Experimentation is not yet scale.
Many organizations already have GenAI pilots, early adopters, and scattered use cases. But scattered use is not the same as organizational capability.
Adoption begins through local diffusion.
GenAI practices spread through contact: a prompt, a workflow, a shortcut, a success story, or a lesson learned moves from one person to another.
Individuals do not adopt at the same time.
Each person has a different threshold. Some adopt after seeing one trusted peer succeed. Others need training, manager support, policy clarity, or strong evidence of value.
Adoption clusters before it scales.
Early adopters often cluster with similar users. Cautious groups stay cautious. Some teams become AI-enabled while others remain disconnected.
Connectivity determines whether adoption can cross the organization.
Think of a coffee percolator: water moves through coffee grounds only when enough small openings connect. In a lattice model, those openings become open sites or links. In a workplace, they are trust pathways, training channels, manager support, and communities of practice.
Near the critical point, small bridges matter.
At the edge of scale, one AI champion, manager endorsement, community of practice, or cross-functional use case can connect previously separate clusters.
The tipping point is the transition from local adoption to organizational momentum.
This is not simply a higher adoption count. It is the moment when connected clusters allow adoption to continue spreading across the workplace as a visible pattern.

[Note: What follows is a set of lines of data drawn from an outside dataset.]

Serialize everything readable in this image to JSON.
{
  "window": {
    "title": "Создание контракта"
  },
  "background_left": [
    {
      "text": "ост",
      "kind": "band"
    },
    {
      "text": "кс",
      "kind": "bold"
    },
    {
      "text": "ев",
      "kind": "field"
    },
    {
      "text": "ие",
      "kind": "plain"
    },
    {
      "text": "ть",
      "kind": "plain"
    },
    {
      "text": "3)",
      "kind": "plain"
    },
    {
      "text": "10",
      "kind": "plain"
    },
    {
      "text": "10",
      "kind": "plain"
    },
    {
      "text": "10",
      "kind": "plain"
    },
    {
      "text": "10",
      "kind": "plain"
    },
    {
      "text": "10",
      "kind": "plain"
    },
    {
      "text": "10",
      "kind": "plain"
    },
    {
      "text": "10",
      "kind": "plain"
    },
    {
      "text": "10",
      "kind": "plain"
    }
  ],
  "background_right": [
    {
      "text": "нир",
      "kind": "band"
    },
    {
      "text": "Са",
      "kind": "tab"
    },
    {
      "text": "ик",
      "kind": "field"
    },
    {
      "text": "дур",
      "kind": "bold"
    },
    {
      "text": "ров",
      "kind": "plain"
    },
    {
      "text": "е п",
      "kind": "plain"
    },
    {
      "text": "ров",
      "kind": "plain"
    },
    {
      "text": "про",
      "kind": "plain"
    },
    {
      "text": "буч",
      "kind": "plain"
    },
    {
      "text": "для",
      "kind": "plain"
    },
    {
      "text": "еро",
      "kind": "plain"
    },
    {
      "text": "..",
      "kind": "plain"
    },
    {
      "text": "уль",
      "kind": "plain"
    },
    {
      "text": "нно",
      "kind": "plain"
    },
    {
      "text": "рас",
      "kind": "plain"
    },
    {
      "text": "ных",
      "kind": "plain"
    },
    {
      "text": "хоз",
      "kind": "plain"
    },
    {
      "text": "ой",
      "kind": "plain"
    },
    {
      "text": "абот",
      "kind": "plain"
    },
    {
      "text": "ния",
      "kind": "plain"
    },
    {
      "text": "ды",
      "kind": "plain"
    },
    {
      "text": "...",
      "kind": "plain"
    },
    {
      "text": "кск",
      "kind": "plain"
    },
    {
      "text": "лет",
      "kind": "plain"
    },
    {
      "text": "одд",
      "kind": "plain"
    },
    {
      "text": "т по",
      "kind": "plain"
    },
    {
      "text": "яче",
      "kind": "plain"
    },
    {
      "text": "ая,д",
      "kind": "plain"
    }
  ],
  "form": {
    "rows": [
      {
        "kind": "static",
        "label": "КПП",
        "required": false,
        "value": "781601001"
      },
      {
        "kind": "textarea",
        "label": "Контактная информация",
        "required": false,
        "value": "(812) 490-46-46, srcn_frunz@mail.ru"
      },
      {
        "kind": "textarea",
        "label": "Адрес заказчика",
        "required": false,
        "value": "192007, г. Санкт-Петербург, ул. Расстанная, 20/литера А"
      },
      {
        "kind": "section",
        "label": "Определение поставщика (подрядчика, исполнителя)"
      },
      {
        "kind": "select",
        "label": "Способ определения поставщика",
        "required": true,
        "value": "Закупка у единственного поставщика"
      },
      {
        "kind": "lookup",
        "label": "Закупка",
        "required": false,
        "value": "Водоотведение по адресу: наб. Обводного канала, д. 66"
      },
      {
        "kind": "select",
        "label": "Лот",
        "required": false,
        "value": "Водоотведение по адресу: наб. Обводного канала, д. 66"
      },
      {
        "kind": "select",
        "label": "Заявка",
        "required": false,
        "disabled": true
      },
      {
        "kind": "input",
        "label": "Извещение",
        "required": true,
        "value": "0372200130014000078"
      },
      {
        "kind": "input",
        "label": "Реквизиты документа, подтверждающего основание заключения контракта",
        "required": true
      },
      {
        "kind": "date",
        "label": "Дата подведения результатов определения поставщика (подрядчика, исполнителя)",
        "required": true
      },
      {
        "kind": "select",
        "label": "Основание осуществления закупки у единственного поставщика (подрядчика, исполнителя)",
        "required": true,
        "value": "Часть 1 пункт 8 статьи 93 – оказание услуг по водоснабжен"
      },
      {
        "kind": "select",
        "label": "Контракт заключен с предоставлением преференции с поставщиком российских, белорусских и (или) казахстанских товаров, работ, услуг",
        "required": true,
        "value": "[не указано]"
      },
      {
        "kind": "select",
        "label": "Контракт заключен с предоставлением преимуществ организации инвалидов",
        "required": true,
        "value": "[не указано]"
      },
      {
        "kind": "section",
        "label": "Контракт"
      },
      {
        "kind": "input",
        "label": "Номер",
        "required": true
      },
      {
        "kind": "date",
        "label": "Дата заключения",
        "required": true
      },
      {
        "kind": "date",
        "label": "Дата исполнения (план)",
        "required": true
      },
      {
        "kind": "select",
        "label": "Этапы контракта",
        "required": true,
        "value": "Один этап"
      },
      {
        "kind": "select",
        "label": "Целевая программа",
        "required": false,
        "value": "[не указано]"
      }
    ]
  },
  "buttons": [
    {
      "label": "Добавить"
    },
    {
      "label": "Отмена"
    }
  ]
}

What crosses the tipping point matters.
Adoption can scale responsibly, or it can scale as shadow use. Governance shapes the direction of diffusion by making safe practices easier to see, repeat, and trust.
Responsible scale is connected, governed, and inclusive.
The goal is not only to accelerate GenAI use. The goal is to help useful practices diffuse, ensure adoption pathways percolate across the organization, and guide the tipping point toward responsible value.